It’s been a long time since I’ve been fascinated by the melody of trains arriving and departing at stations, the so-called “station melody”. There are quite a few cases where a melody related to the area is realized through the enthusiasm of the local people and other stakeholders. The process is the story of regional revitalization itself. As a newspaper reporter and as a freelance journalist, I have written several “Eki Melo Monogatari”, but perhaps the most impressive one is “Aobajo Koi Uta” at JR Sendai Station. Probably JR’s oldest “station melody” begins here.
In the first place, “station melody” seems to be unique to Japan. Overseas, trains take off and land without annunciation of the bell, and the trains begin to glide smoothly. On the other hand, Japanese timetables are strictly in seconds, and the departure bell has been used. According to one theory, it began in Tokyo around the time of the privatization of the National Railways in 1987 as part of a review of customer service. There may have been an idea to reduce the rush to get on with music instead of inorganic bells.

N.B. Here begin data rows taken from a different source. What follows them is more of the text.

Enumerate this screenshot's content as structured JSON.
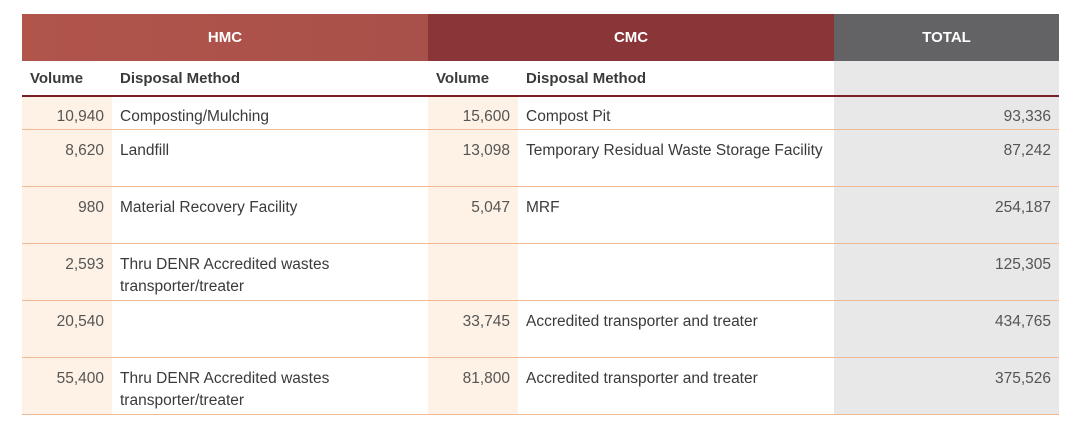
{
  "header": {
    "hmc": "HMC",
    "cmc": "CMC",
    "total": "TOTAL",
    "volume": "Volume",
    "disposal_method": "Disposal Method"
  },
  "rows": [
    {
      "hmc_volume": "10,940",
      "hmc_method": "Composting/Mulching",
      "cmc_volume": "15,600",
      "cmc_method": "Compost Pit",
      "total": "93,336"
    },
    {
      "hmc_volume": "8,620",
      "hmc_method": "Landfill",
      "cmc_volume": "13,098",
      "cmc_method": "Temporary Residual Waste Storage Facility",
      "total": "87,242"
    },
    {
      "hmc_volume": "980",
      "hmc_method": "Material Recovery Facility",
      "cmc_volume": "5,047",
      "cmc_method": "MRF",
      "total": "254,187"
    },
    {
      "hmc_volume": "2,593",
      "hmc_method": "Thru DENR Accredited wastes transporter/treater",
      "cmc_volume": "",
      "cmc_method": "",
      "total": "125,305"
    },
    {
      "hmc_volume": "20,540",
      "hmc_method": "",
      "cmc_volume": "33,745",
      "cmc_method": "Accredited transporter and treater",
      "total": "434,765"
    },
    {
      "hmc_volume": "55,400",
      "hmc_method": "Thru DENR Accredited wastes transporter/treater",
      "cmc_volume": "81,800",
      "cmc_method": "Accredited transporter and treater",
      "total": "375,526"
    }
  ],
  "colors": {
    "hmc_header": "#ad534a",
    "cmc_header": "#8a3538",
    "total_header": "#636365",
    "volume_shade": "#fdf2e5",
    "total_shade": "#e8e8e8",
    "row_rule": "#f0b895"
  }
}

But Sendai Station’s “Aobajo Koiuta” is even older. Muneyuki Sato, a musician based in Sendai, made his debut in May 1978 with this song that he composed himself. At that time, at the former Sendai Station of the Japanese National Railways, this record was played as the “station melody” when the limited express “Hibari” that ran between Tokyo and Sendai arrived. It was also used as background music on the premises, and when Sato participated in the New Year’s Eve song contest that year, he played it all night long. Mr. Haruo Yoneyama (deceased), who was the head of Sendai Station at the time, called the head office to support Mr. Sato. It is unusual for JNR to keep playing a specific song on the premises. “It was a wise decision, and I am grateful,” recalled Mr. Sato. As a result, the song became a hit, selling more than 1 million records.

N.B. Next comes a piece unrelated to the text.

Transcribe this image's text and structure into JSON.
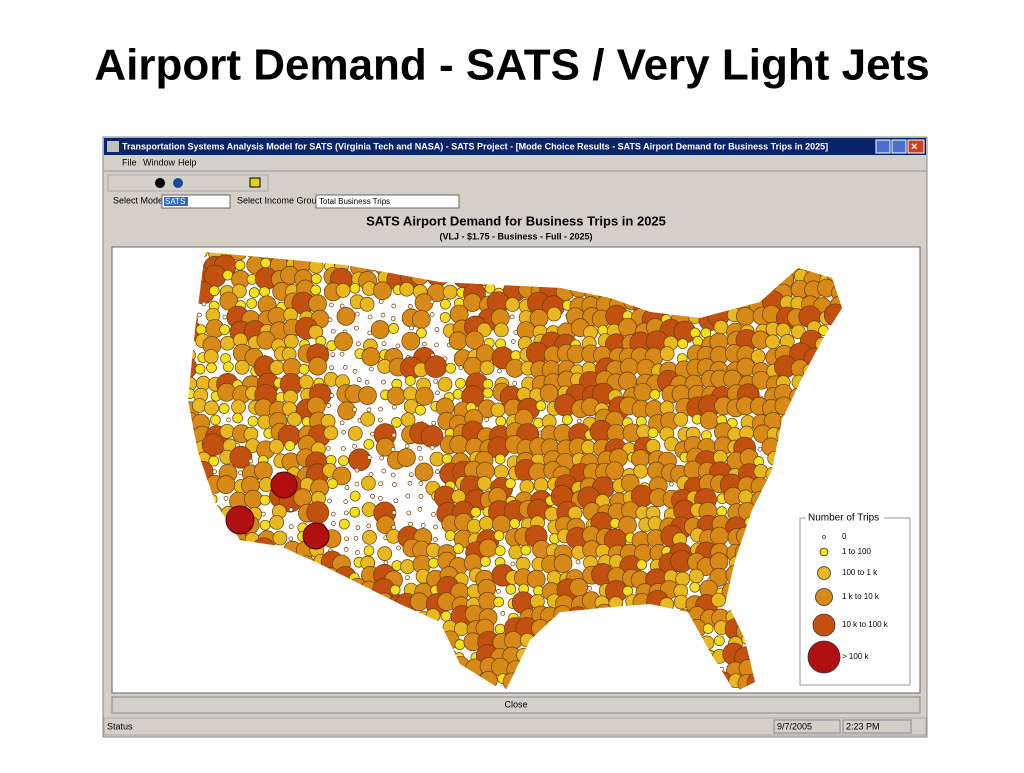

This song is based on the lyrics sent to the radio program where Mr. Sato was a DJ. Musician Mitsuhiro Sakakibara was the assistant pianist at that time. When Mr. Sato sang it on a program, there was a big response and the major debut was decided. In 1988, “Aobajo Koiuta”, arranged and performed by Mr. Sakakibara, became the departure melody for the JR Senseki Line, and the following year it was also used on the Shinkansen platforms. Since 2016, live performances by the Sendai Philharmonic Orchestra have been playing on Shinkansen platforms. Supervised by Mr. Sakakibara. After the Great East Japan Earthquake in 2011, the idea of recovering with the whole community is included.
The fact that the song is used as the station departure melody is proof that it is a standard song. “Aobajo Koiuta” has become a song that is synonymous with Sendai, and for both Sato and Sakakibara, it has become an artist’s happy work. I would like to make it my life work to unearth the “station melody stories” nationwide that are still buried.
Shihoko Fujisawa(Shihoko Fujisawa) Journalist, former National Newspaper Economic Department Ministry of Land, Infrastructure, Transport and Tourism cap. Dropped out of Waseda University Graduate School of Letters majoring in theater. She has been a visiting researcher at Columbia University Graduate School, a part-time lecturer at the Open University of Japan (media theory), and a commentator at Akita Television (Fuji Television). His publications include “Promotion and Title” (Shincho Shinsho) and “Tsurikichi Sanpei no Yume Yaguchi Takao Gaiden” (Sekaibunkasha).